Atmospheric, arctic electro ambient: an interview with Johan Agebjörn
Date: September 21 2008
Johan, can you first of all introduce yourself and reveal a bit of your background…
I’m 29 years old and currently live in Gothenburg Sweden. I study library studies and have the music as a hobby and part-time job. I’ve been making electronic music since I bought myself a Yamaha keyboard when I was eleven years old. I’m also an environmentalist and pro-animal rights.
Can you tell some more about your previous work with Sally Shapiro?
It started as a nostalgic trip to 80s disco, originally just an idea to make one song, but it went really well so we made a whole album and we work on a follow-up.
Sally (whose real name is something else) sings and I write and produce the tracks. It’s quite different to my ambient music, more easy and poppy, it’s also packaged in a more nostalgic and playful way.
I heard the album “Mossebo” was put together from various tracks between 2004 and 2007. How did that take place? Where you planning to release an ambient album somehow, anyway?
In 2004 I was unemployed, so I had a lot of time to make music in a more concentrated way than before. One of the goals was to make an ambient album and in 2006 I got in contact with the Lotuspike crew who made it possible. Most of the tracks were recorded in my house in the countryside Mossebo, hence the name of the album.
What is this arctic feel, and beautiful sense of remoteness and longing for which is to be found in lots of Scandinavian instrumental music (e.g. Erik Wollo, Biosphere)
There’s a feeling of melancholy and sadness in the Scandinavian folk music tradition that might have some influence – that influence is also present in other genres like indie pop. Maybe the landscapes and the weather are an influence too. I quote Biosphere as an important influence and also a Swedish ambient artist from the 90s called Krister Linder (who made ambient music as Yeti and Tupilaq).
How did you get in touch with singer Lisa Barra, who graced several tracks on your album with her beautiful wordless vocals
She sung at a party and I was moved by her voice. I bought a cd-r from her and most of the tracks were a cappella so I started to sample her voice and incorporate it in my music. I sent her some tracks and she liked them, so our collaboration evolved into studio tracks and live performances.
At the end of the album we find the highly cinematic “Siberian Train”, which seems to be a edgy sonic journey in its own right. What’s the story behind this remarkable track, which becomes more accessible in the second part.
I’ve always loved trains and train sounds, so in 1996 I put together the first part of “Siberian Train” using samples recorded by my mum on a journey to China when I was eight years old.
By that time I only had an Atari (as sequencer) and a sampler with 4 MB of RAM to work with, so the longer samples were played live from a tape-recorder. I borrowed a DAT to record the track to, so I still had a good recording of it when I put together the album.

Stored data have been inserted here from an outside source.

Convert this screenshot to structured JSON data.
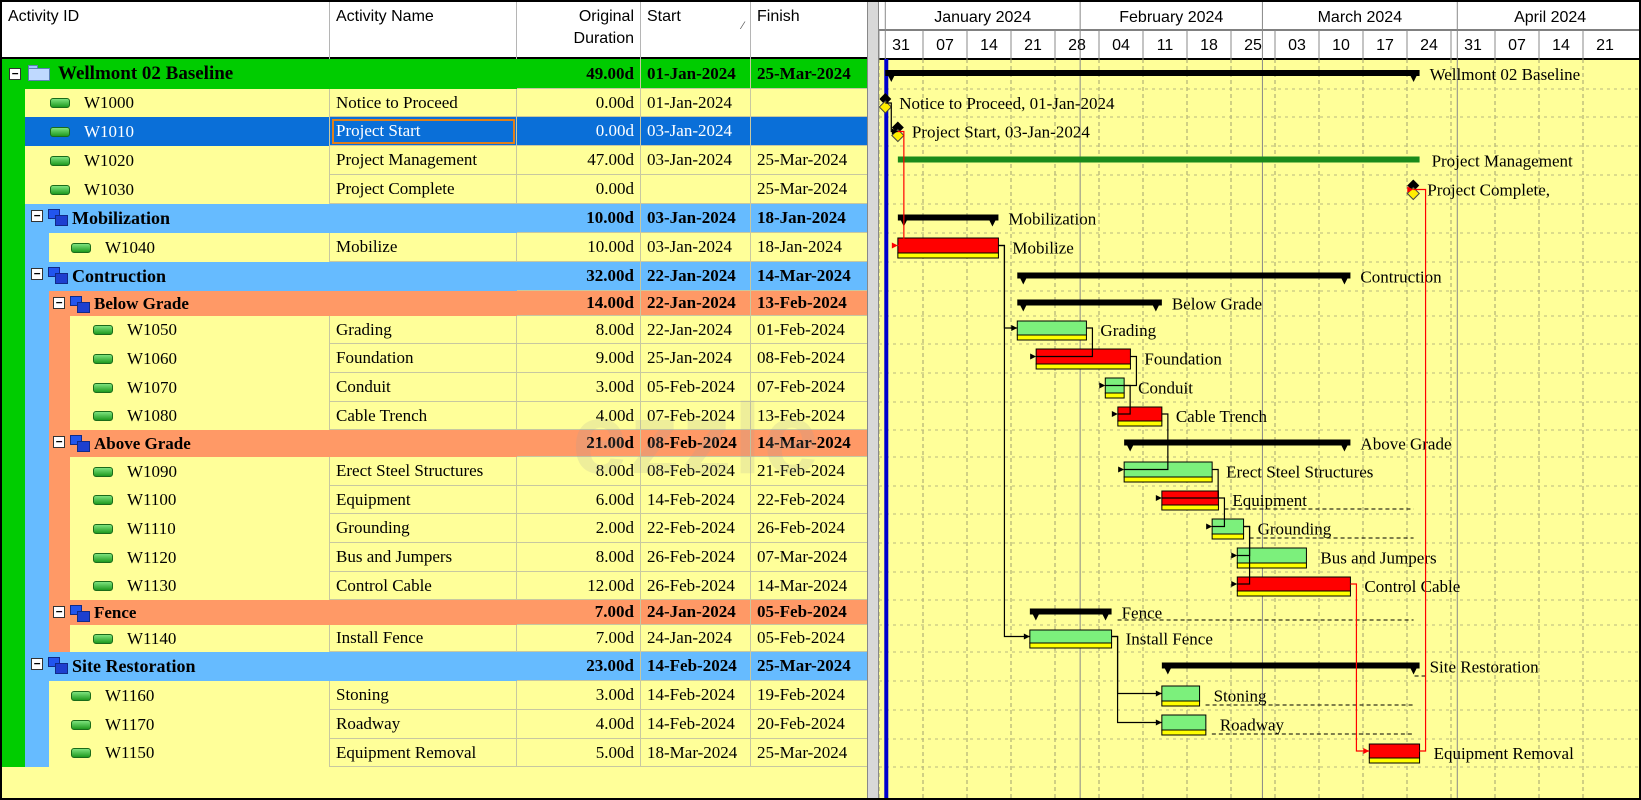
{
  "columns": {
    "activity_id": "Activity ID",
    "activity_name": "Activity Name",
    "duration_line1": "Original",
    "duration_line2": "Duration",
    "start": "Start",
    "finish": "Finish"
  },
  "timescale": {
    "months": [
      "January 2024",
      "February 2024",
      "March 2024",
      "April 2024"
    ],
    "weeks": [
      "31",
      "07",
      "14",
      "21",
      "28",
      "04",
      "11",
      "18",
      "25",
      "03",
      "10",
      "17",
      "24",
      "31",
      "07",
      "14",
      "21"
    ]
  },
  "watermark": "ezzle",
  "colors": {
    "project_band": "#00cc00",
    "wbs_band": "#66bbff",
    "subwbs_band": "#ff9966",
    "row_bg": "#ffff99",
    "selected_row": "#0a6fd8",
    "critical_bar": "#ff0000",
    "normal_bar": "#7cf07c",
    "baseline_bar": "#ffff00",
    "data_date_line": "#0000cc"
  },
  "rows": [
    {
      "id": "Wellmont 02 Baseline",
      "name": "",
      "dur": "49.00d",
      "start": "01-Jan-2024",
      "finish": "25-Mar-2024",
      "type": "project",
      "level": 0,
      "start_date": "2024-01-01",
      "finish_date": "2024-03-25",
      "label": "Wellmont 02 Baseline"
    },
    {
      "id": "W1000",
      "name": "Notice to Proceed",
      "dur": "0.00d",
      "start": "01-Jan-2024",
      "finish": "",
      "type": "milestone",
      "level": 1,
      "start_date": "2024-01-01",
      "finish_date": "2024-01-01",
      "label": "Notice to Proceed, 01-Jan-2024"
    },
    {
      "id": "W1010",
      "name": "Project Start",
      "dur": "0.00d",
      "start": "03-Jan-2024",
      "finish": "",
      "type": "milestone",
      "level": 1,
      "selected": true,
      "start_date": "2024-01-03",
      "finish_date": "2024-01-03",
      "label": "Project Start, 03-Jan-2024"
    },
    {
      "id": "W1020",
      "name": "Project Management",
      "dur": "47.00d",
      "start": "03-Jan-2024",
      "finish": "25-Mar-2024",
      "type": "loe",
      "level": 1,
      "start_date": "2024-01-03",
      "finish_date": "2024-03-25",
      "label": "Project Management"
    },
    {
      "id": "W1030",
      "name": "Project Complete",
      "dur": "0.00d",
      "start": "",
      "finish": "25-Mar-2024",
      "type": "milestone",
      "level": 1,
      "start_date": "2024-03-25",
      "finish_date": "2024-03-25",
      "label": "Project Complete,"
    },
    {
      "id": "Mobilization",
      "name": "",
      "dur": "10.00d",
      "start": "03-Jan-2024",
      "finish": "18-Jan-2024",
      "type": "wbs",
      "level": 1,
      "start_date": "2024-01-03",
      "finish_date": "2024-01-18",
      "label": "Mobilization"
    },
    {
      "id": "W1040",
      "name": "Mobilize",
      "dur": "10.00d",
      "start": "03-Jan-2024",
      "finish": "18-Jan-2024",
      "type": "task",
      "critical": true,
      "level": 2,
      "start_date": "2024-01-03",
      "finish_date": "2024-01-18",
      "label": "Mobilize"
    },
    {
      "id": "Contruction",
      "name": "",
      "dur": "32.00d",
      "start": "22-Jan-2024",
      "finish": "14-Mar-2024",
      "type": "wbs",
      "level": 1,
      "start_date": "2024-01-22",
      "finish_date": "2024-03-14",
      "label": "Contruction"
    },
    {
      "id": "Below Grade",
      "name": "",
      "dur": "14.00d",
      "start": "22-Jan-2024",
      "finish": "13-Feb-2024",
      "type": "subwbs",
      "level": 2,
      "start_date": "2024-01-22",
      "finish_date": "2024-02-13",
      "label": "Below Grade"
    },
    {
      "id": "W1050",
      "name": "Grading",
      "dur": "8.00d",
      "start": "22-Jan-2024",
      "finish": "01-Feb-2024",
      "type": "task",
      "critical": false,
      "level": 3,
      "start_date": "2024-01-22",
      "finish_date": "2024-02-01",
      "label": "Grading"
    },
    {
      "id": "W1060",
      "name": "Foundation",
      "dur": "9.00d",
      "start": "25-Jan-2024",
      "finish": "08-Feb-2024",
      "type": "task",
      "critical": true,
      "level": 3,
      "start_date": "2024-01-25",
      "finish_date": "2024-02-08",
      "label": "Foundation"
    },
    {
      "id": "W1070",
      "name": "Conduit",
      "dur": "3.00d",
      "start": "05-Feb-2024",
      "finish": "07-Feb-2024",
      "type": "task",
      "critical": false,
      "level": 3,
      "start_date": "2024-02-05",
      "finish_date": "2024-02-07",
      "label": "Conduit"
    },
    {
      "id": "W1080",
      "name": "Cable Trench",
      "dur": "4.00d",
      "start": "07-Feb-2024",
      "finish": "13-Feb-2024",
      "type": "task",
      "critical": true,
      "level": 3,
      "start_date": "2024-02-07",
      "finish_date": "2024-02-13",
      "label": "Cable Trench"
    },
    {
      "id": "Above Grade",
      "name": "",
      "dur": "21.00d",
      "start": "08-Feb-2024",
      "finish": "14-Mar-2024",
      "type": "subwbs",
      "level": 2,
      "start_date": "2024-02-08",
      "finish_date": "2024-03-14",
      "label": "Above Grade"
    },
    {
      "id": "W1090",
      "name": "Erect Steel Structures",
      "dur": "8.00d",
      "start": "08-Feb-2024",
      "finish": "21-Feb-2024",
      "type": "task",
      "critical": false,
      "level": 3,
      "start_date": "2024-02-08",
      "finish_date": "2024-02-21",
      "label": "Erect Steel Structures"
    },
    {
      "id": "W1100",
      "name": "Equipment",
      "dur": "6.00d",
      "start": "14-Feb-2024",
      "finish": "22-Feb-2024",
      "type": "task",
      "critical": true,
      "level": 3,
      "start_date": "2024-02-14",
      "finish_date": "2024-02-22",
      "label": "Equipment"
    },
    {
      "id": "W1110",
      "name": "Grounding",
      "dur": "2.00d",
      "start": "22-Feb-2024",
      "finish": "26-Feb-2024",
      "type": "task",
      "critical": false,
      "level": 3,
      "start_date": "2024-02-22",
      "finish_date": "2024-02-26",
      "label": "Grounding"
    },
    {
      "id": "W1120",
      "name": "Bus and Jumpers",
      "dur": "8.00d",
      "start": "26-Feb-2024",
      "finish": "07-Mar-2024",
      "type": "task",
      "critical": false,
      "level": 3,
      "start_date": "2024-02-26",
      "finish_date": "2024-03-07",
      "label": "Bus and Jumpers"
    },
    {
      "id": "W1130",
      "name": "Control Cable",
      "dur": "12.00d",
      "start": "26-Feb-2024",
      "finish": "14-Mar-2024",
      "type": "task",
      "critical": true,
      "level": 3,
      "start_date": "2024-02-26",
      "finish_date": "2024-03-14",
      "label": "Control Cable"
    },
    {
      "id": "Fence",
      "name": "",
      "dur": "7.00d",
      "start": "24-Jan-2024",
      "finish": "05-Feb-2024",
      "type": "subwbs",
      "level": 2,
      "start_date": "2024-01-24",
      "finish_date": "2024-02-05",
      "label": "Fence"
    },
    {
      "id": "W1140",
      "name": "Install Fence",
      "dur": "7.00d",
      "start": "24-Jan-2024",
      "finish": "05-Feb-2024",
      "type": "task",
      "critical": false,
      "level": 3,
      "start_date": "2024-01-24",
      "finish_date": "2024-02-05",
      "label": "Install Fence"
    },
    {
      "id": "Site Restoration",
      "name": "",
      "dur": "23.00d",
      "start": "14-Feb-2024",
      "finish": "25-Mar-2024",
      "type": "wbs",
      "level": 1,
      "start_date": "2024-02-14",
      "finish_date": "2024-03-25",
      "label": "Site Restoration"
    },
    {
      "id": "W1160",
      "name": "Stoning",
      "dur": "3.00d",
      "start": "14-Feb-2024",
      "finish": "19-Feb-2024",
      "type": "task",
      "critical": false,
      "level": 2,
      "start_date": "2024-02-14",
      "finish_date": "2024-02-19",
      "label": "Stoning"
    },
    {
      "id": "W1170",
      "name": "Roadway",
      "dur": "4.00d",
      "start": "14-Feb-2024",
      "finish": "20-Feb-2024",
      "type": "task",
      "critical": false,
      "level": 2,
      "start_date": "2024-02-14",
      "finish_date": "2024-02-20",
      "label": "Roadway"
    },
    {
      "id": "W1150",
      "name": "Equipment Removal",
      "dur": "5.00d",
      "start": "18-Mar-2024",
      "finish": "25-Mar-2024",
      "type": "task",
      "critical": true,
      "level": 2,
      "start_date": "2024-03-18",
      "finish_date": "2024-03-25",
      "label": "Equipment Removal"
    }
  ],
  "links": [
    [
      "W1000",
      "W1010"
    ],
    [
      "W1010",
      "W1040"
    ],
    [
      "W1040",
      "W1050"
    ],
    [
      "W1040",
      "W1140"
    ],
    [
      "W1050",
      "W1060"
    ],
    [
      "W1060",
      "W1070"
    ],
    [
      "W1070",
      "W1080"
    ],
    [
      "W1080",
      "W1090"
    ],
    [
      "W1090",
      "W1100"
    ],
    [
      "W1100",
      "W1110"
    ],
    [
      "W1110",
      "W1120"
    ],
    [
      "W1110",
      "W1130"
    ],
    [
      "W1130",
      "W1150"
    ],
    [
      "W1140",
      "W1160"
    ],
    [
      "W1140",
      "W1170"
    ],
    [
      "W1150",
      "W1030"
    ]
  ]
}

In 2006 I made a follow-up track, using other train sounds, which became part II. Part II is probably more professional than part I, but part I is kind of a personal classic for me. In both pieces I’m trying to create the feel of travelling by train through a wintry landscape.
In what way did you get in touch with the guys of the LotusPike label, did they support you in any manner?
I asked a friend (Stefan “Between Interval” Jönsson) for advice about releasing my music, and he thought I should try to send a demo to Lotuspike since they might like it.
So I did, and he was right. As it happened, Lotuspike now has become sort of a sublabel of Spotted Peccary, where Stefan releases his music himself, so strangely this led to us becoming label mates. The Lotuspike / Spotted Peccary people are professional people and they made a great job with the artwork and mastering. (Speaking of Between Interval, he has remixed a track I made with Sally Shapiro and I’ve also made an ambient remix for his side-project Halftone.)
Do you already have plans for more kindred future projects, is your ambient music suitable for live performance?
Yes I’ve performed it live a few times, also together with Lisa, there’s a live clip on YouTube from regional TV. Maybe we’ll do it again.